View of Atlantis from underneath, port side.
Other features.  Snoopy was the name of the lunar lander for Apollo 10, the Command Module was named Charlie Brown.  Snoopy never actually made it to the moon having been intercepted by the Red Baron on the way as described in the lyrics of the song, "The Smallest Astronaut" by the Royal Guardsmen.

Then there is the Angry Birds Space Encounter.

OK, this is a bit weird...

This is a spectacular piece of wall art.
A 30 minute lecture by Ken Cameron.  An astronaut of 3 shuttle missions.
Ken Cameron Q&A.  Despite prodding by our tour guides, no one asked about how you crap in space.

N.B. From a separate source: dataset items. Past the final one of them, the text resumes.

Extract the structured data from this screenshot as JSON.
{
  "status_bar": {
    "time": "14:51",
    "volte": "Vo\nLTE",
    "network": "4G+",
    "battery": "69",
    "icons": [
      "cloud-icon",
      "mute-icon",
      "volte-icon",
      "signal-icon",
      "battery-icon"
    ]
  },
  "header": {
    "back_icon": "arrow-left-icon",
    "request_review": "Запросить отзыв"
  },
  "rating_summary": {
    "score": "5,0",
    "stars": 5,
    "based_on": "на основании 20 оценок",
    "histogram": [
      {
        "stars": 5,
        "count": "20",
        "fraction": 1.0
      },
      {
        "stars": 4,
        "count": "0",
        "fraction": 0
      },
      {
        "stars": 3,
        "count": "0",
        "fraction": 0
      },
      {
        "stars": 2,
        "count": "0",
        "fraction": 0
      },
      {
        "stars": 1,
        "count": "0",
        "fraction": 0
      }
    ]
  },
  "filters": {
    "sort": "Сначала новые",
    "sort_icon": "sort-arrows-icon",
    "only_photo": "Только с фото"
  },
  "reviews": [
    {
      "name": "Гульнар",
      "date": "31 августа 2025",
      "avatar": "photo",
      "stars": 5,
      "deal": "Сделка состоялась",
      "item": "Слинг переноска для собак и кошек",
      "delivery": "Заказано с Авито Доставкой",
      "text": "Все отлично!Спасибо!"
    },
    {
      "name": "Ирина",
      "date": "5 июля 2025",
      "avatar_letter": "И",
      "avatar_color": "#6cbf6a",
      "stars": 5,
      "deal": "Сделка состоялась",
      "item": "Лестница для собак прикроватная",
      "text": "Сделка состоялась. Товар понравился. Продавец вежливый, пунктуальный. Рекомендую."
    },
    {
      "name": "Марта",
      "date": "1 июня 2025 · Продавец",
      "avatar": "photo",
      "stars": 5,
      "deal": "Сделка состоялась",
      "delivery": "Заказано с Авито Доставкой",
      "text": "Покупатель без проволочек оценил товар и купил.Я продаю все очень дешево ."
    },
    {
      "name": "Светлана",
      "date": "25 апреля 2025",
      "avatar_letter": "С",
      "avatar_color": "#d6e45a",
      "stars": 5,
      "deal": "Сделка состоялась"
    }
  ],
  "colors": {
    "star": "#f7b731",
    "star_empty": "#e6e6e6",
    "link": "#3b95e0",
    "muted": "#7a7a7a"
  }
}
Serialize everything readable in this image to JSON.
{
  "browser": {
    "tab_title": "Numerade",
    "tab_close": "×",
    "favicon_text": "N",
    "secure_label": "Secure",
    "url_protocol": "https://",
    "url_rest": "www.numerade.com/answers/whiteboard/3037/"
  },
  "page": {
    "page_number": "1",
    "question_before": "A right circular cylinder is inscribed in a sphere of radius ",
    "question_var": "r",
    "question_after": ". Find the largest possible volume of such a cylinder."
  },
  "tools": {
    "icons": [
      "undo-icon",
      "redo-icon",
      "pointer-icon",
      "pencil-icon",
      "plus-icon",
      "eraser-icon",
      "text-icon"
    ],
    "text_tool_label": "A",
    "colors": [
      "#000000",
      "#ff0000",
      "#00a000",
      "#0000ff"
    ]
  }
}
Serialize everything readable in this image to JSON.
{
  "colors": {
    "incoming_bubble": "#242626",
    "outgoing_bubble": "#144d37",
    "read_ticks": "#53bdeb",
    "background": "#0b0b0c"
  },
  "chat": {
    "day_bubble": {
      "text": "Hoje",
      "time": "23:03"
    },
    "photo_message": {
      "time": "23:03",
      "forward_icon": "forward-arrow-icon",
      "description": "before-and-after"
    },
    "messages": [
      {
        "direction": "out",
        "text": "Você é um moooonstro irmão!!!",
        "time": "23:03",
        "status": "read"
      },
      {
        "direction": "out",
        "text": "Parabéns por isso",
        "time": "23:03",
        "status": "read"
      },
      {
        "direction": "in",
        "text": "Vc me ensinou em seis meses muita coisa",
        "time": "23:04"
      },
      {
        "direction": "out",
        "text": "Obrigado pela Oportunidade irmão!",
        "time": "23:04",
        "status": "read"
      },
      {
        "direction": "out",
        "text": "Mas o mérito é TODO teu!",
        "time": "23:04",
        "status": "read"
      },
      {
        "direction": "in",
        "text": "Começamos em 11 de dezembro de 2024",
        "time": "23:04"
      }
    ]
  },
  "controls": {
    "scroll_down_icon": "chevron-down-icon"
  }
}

All in all a wonderful trip.  I look forward to going again when not time constrained.  One note.  Don't come here on an empty stomach.  The eateries are at best poor, and totally insufficient to the task of feeding a couple of bus loads of people.  I think it took about 45 minutes to get through the line, and there was a lot of people behind us.  Ditto the gift shop lines.  This is not just a one day problem, as I have seen references alluding to it in commentary elsewhere.